Numa sociedade hiperconectada, os ‘softwares’ mandam e até a voz tem solidez. Mas o que é que o tribalismo tem que ver com tudo isto?
Uns creem que as sociedades humanas nascem porque falamos, outros acreditam no contrário. De qualquer das formas, fato é que falamos, ou seja, usamos sons para representar conceitos, muitas vezes abstratos. É desta abstração, ou desta capacidade de ver e descrever o invisível, que surgem as culturas orais que por muito dominaram – e ainda dominam – a história humana.

Enquanto a língua surge, em estimativas mais conservadoras, 50 mil anos atrás, a escrita só aparece mais tarde – no Oriente Médio e no Egito –, por volta de 3500 AEC. Entretanto a popularização da literacia é um evento extremamente recente, tendo começado pouco após o início da contemporaneidade. Fato é que a oralidade se mantém como o maior distintivo da espécie humana.

Esta cultura oral é, segundo McLuhan, inerentemente tribal, tribalismo esse que findou com a imprensa, mas que se reavivaria com o advento dos novos media. De certa forma, o professor canadense tinha razão, uma vez que, mais tarde e com a Internet, as pessoas estariam hiperconectadas numa segunda realidade. Hoje, falamos, escrevemos e lemos muito mais que um monge na Idade Média.

Desde o surgimento do rádio e da radiodifusão, a literatura e a dramaturgia se expandiram e adentraram estes meios num processo de transmediação: surgem gêneros como a radionovela, que já vinha, principalmente no espaço lusófono e românico, se perpetuando nos jornais na forma de romances de folhetim, muitos dos quais depois republicados na íntegra como livros.

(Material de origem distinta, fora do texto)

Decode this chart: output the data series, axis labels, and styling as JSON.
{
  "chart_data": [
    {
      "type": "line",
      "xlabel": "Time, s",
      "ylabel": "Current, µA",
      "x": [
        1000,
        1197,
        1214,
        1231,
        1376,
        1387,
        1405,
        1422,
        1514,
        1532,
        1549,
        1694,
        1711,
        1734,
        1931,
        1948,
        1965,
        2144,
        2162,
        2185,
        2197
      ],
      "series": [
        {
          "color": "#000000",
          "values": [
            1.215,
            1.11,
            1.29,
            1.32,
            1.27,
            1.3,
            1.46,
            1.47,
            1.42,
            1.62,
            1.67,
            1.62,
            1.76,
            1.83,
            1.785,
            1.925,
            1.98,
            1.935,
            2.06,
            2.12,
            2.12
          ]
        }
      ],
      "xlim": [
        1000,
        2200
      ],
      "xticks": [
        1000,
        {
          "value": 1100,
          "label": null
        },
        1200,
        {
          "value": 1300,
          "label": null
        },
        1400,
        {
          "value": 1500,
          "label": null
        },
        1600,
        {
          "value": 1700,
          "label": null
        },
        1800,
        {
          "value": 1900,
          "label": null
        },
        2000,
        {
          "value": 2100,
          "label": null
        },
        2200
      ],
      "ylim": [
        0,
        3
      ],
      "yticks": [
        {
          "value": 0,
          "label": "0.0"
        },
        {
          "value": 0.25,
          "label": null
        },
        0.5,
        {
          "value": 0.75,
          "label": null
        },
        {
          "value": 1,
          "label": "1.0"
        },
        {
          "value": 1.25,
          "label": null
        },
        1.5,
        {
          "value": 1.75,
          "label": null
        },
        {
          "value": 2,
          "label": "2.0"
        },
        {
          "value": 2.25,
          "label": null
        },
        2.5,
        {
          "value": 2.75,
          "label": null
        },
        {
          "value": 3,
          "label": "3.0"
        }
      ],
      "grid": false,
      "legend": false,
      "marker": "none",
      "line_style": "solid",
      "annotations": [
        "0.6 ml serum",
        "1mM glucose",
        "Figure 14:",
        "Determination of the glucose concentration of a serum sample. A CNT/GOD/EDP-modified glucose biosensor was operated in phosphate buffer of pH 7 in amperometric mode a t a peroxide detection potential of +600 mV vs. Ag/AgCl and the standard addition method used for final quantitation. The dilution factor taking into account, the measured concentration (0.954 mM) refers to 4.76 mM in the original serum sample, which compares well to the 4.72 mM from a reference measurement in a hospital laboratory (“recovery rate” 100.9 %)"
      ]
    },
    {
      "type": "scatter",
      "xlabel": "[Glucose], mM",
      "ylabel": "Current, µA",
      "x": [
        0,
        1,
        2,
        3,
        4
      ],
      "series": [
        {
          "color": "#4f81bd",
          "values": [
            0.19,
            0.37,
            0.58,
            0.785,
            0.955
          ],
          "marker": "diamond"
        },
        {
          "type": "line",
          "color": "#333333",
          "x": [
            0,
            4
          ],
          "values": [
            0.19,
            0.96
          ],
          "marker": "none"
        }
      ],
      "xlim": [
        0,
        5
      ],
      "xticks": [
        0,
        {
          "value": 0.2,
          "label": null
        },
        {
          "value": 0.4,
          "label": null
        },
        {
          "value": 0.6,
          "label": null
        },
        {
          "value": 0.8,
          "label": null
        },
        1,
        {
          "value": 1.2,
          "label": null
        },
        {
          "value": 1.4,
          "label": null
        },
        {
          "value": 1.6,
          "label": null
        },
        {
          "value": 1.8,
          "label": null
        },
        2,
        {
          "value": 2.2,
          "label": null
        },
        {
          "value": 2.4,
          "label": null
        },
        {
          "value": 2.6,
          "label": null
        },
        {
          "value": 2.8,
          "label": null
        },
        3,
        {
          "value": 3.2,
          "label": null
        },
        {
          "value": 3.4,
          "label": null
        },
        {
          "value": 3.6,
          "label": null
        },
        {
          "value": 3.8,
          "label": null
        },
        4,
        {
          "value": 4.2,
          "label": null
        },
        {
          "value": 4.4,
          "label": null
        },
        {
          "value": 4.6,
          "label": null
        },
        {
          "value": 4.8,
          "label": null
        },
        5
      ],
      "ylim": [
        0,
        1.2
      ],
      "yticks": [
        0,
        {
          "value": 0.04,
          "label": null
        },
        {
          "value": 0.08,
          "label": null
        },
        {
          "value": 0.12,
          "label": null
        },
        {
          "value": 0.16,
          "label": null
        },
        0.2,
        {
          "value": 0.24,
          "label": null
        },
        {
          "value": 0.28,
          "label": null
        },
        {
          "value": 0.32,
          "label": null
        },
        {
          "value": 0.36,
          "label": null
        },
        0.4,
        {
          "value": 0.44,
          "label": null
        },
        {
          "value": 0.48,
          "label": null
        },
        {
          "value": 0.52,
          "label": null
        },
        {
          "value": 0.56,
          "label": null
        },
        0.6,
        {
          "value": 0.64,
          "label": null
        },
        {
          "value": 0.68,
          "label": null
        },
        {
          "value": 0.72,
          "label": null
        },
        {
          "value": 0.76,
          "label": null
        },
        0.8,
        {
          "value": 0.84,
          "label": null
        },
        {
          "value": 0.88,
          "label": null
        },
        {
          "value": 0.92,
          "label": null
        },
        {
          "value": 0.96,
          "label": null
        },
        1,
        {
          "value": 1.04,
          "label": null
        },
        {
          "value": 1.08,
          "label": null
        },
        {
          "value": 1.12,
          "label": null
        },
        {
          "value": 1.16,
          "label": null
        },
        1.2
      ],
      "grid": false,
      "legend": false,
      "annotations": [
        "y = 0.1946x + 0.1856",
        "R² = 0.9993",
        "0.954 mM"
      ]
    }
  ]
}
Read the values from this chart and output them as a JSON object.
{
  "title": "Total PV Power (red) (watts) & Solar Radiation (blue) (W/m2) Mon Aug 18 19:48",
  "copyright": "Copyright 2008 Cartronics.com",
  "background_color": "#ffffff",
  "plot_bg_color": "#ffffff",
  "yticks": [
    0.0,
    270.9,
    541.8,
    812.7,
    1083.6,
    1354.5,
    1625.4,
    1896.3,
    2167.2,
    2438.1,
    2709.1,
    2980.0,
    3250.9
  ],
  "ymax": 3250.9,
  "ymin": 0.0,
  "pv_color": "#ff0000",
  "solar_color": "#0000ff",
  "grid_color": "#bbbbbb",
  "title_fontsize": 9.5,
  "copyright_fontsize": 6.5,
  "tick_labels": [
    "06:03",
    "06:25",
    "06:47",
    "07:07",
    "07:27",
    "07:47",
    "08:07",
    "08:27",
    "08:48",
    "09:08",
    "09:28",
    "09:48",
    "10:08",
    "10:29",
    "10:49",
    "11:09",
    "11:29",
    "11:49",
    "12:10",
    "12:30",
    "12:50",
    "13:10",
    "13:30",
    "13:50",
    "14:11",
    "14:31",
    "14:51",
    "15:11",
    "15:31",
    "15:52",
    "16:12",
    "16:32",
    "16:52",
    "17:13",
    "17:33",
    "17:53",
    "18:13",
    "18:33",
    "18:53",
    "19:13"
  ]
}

Mas não só apenas o “folhetim” passa por esse processo. A poesia também foi profundamente alterada a partir do contato com os meios analógicos. No caso americano, como analisou a professora Andrea Brady, a música afro-americana migrou dos campos de algodão às rádios, apesar de este processo não ter sido reconhecido por muitos etnógrafos à época. Este é exemplo patente de como a tradição oral se pôde manter viva e pulsante com o advento da radiodifusão. Outrossim, uma das principais características do áudio é o rompimento com a própria natureza da fala, que é fugaz e efêmera.

Por óbvio, a digitalização dos meios analógicos e o advento dos novos media permitiram um alargamento de tais processos. Gêneros remodelaram-se e transitaram das rádios para o digital. Nasce um novo gênero: o ‘podcast’, uma transmediação dos tradicionais programas de rádio, alterados conforme as especificidades do medium, a Internet. O termo, suponho, tem origem na noção de uma emissão (do inglês ‘cast’) unitária, contida em si, encapsulada (do inglês ‘pod’).

O digital permitiu um controle ainda maior na produção de áudio. Os ‘softwares’ são usados transversalmente, da pré-produção à emissão, e têm cada vez mais impacto. A natureza efêmera da voz, como referido, desaparece, e esta passa a ter uma materialidade cada vez mais tangível. Alterar níveis, equalizar os sons (expressões muitas vezes alheias às massas) se tornam factíveis com maior facilidade e rapidez. Acrescentam-se faixas a mais, e ‘voilà’ uma criação intelectual nova.

Passam os séculos, mudam os processos, mas a criatividade ainda reina invicta. Pouco importa se mediada, digitalizada ou “softwarizada”, a produção cultural ainda se mantém como um dos grandes louros da Humanidade.